Campbell and Norsym have yet to formally measure the impact a Kids Science Labs curriculum has on its alumni, the first of whom are now high-school aged, although they do hear from families whose children remained involved with hands-on thinking, such as a 2011 Kids Science Labs graduate who is entering Northwestern next year as a science major. Campbell’s and Norsym’s own children belong to the early cohorts too. “My youngest was taking classes three times a week at 18 months old,” said Campbell. That was their way of answering the question, “Can we actually teach an 18-month-old kid?”
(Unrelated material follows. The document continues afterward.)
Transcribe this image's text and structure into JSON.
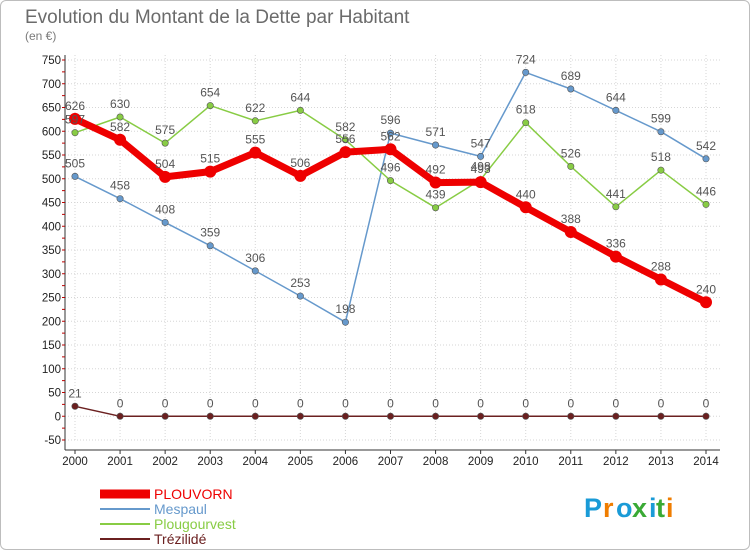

“We have very patient and supportive families,” said Norsym, who said he’s seen the Kids Science Labs influence in his own children. When his daughter was 5 years old, he said that one morning she asked him to build an airplane with her. “As an engineer, that was a scary question,” he said. “How big is she thinking? Does she want it to fly?” He asked her why she wanted to build an airplane. “She responded, ‘Because, Daddy, I’m a builder and a scientist.’” He paused, wiped his eyes, and took a few breaths. “That’s very meaningful to me. That is my daughter defining herself in a way that will give her confidence in life. In my mother’s career, I’ve seen her fight to keep women in scientific fields and engineering. Now, my daughter has the confidence to push against that headwind and she can pursue whatever she wants.”